Grundsätzlich ist es für eine starke Region Baden/Wettingen entscheidend, dass alle Gemeinden eigenständig, finanziell gesund und handlungsfähig bleiben. Nur so kann sich die Region nachhaltig entwickeln und ihre Attraktivität für Bevölkerung und Wirtschaft sichern.
Eine Fusion wäre vor einigen Jahren unter anderen Voraussetzungen zu beurteilen gewesen. Damals befanden sich beide Gemeinden (Banden und Wettingen) in einer stabileren Ausgangslage, was eine Partnerschaft auf Augenhöhe erleichtert hätte. Die heutige Situation präsentiert sich jedoch deutlich anders.
Die Stadt Baden steht aktuell vor bedeutenden finanziellen Herausforderungen, insbesondere im Zusammenhang mit anstehenden Schulbauprojekten und weiteren Investitionen in die Infrastruktur. Vor diesem Hintergrund wäre eine zusätzliche strukturelle Belastung durch eine Fusion zum jetzigen Zeitpunkt aus Sicht der FDP nicht zielführend.
Das Beispiel der erfolgreichen Fusion mit Turgi zeigt zwar, dass Zusammenschlüsse grundsätzlich funktionieren können. Allerdings müssen dafür die Rahmenbedingungen stimmen – und diese sind aktuell nicht gegeben.
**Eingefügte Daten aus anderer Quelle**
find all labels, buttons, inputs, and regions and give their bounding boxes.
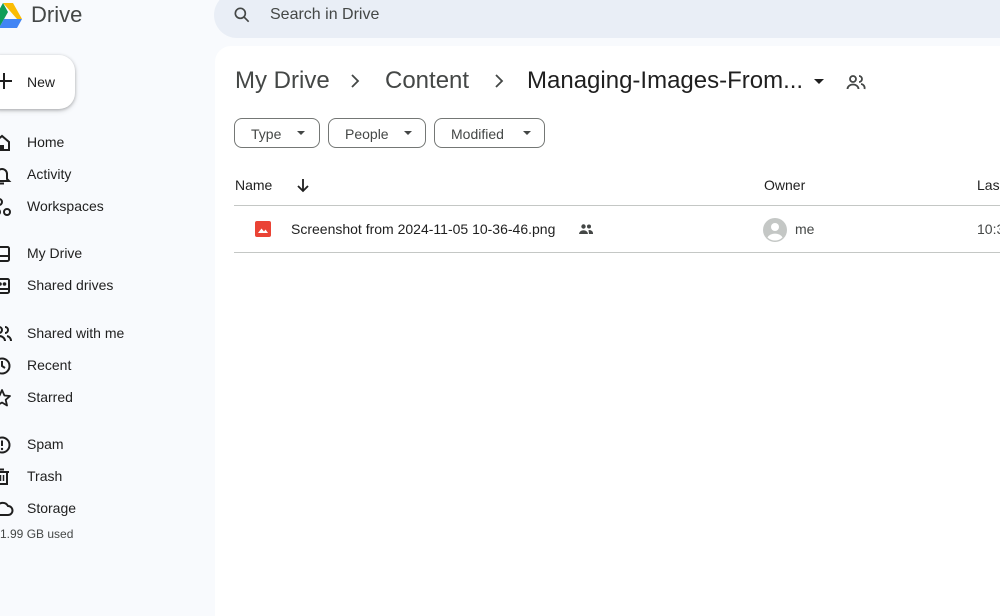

Für die FDP Baden ist klar: Der Fokus sollte weiterhin auf einer engen, konstruktiven Zusammenarbeit innerhalb der Region liegen. Bestehende Kooperationen sollen gezielt weiterentwickelt und wo sinnvoll verstärkt werden. Dazu gehört insbesondere, die gemeinsamen Bemühungen zur Ansiedlung des Hauptsitzes von Hitachi Energy Schweiz aktiv zu unterstützen und voranzutreiben – ein Projekt von zentraler Bedeutung für die wirtschaftliche Entwicklung der gesamten Region.
Eine Fusion ist derzeit kein prioritäres Thema. Entscheidend ist vielmehr, den Dialog zwischen den Gemeinden aktiv zu pflegen und gemeinsam Lösungen für die Herausforderungen der Region zu erarbeiten.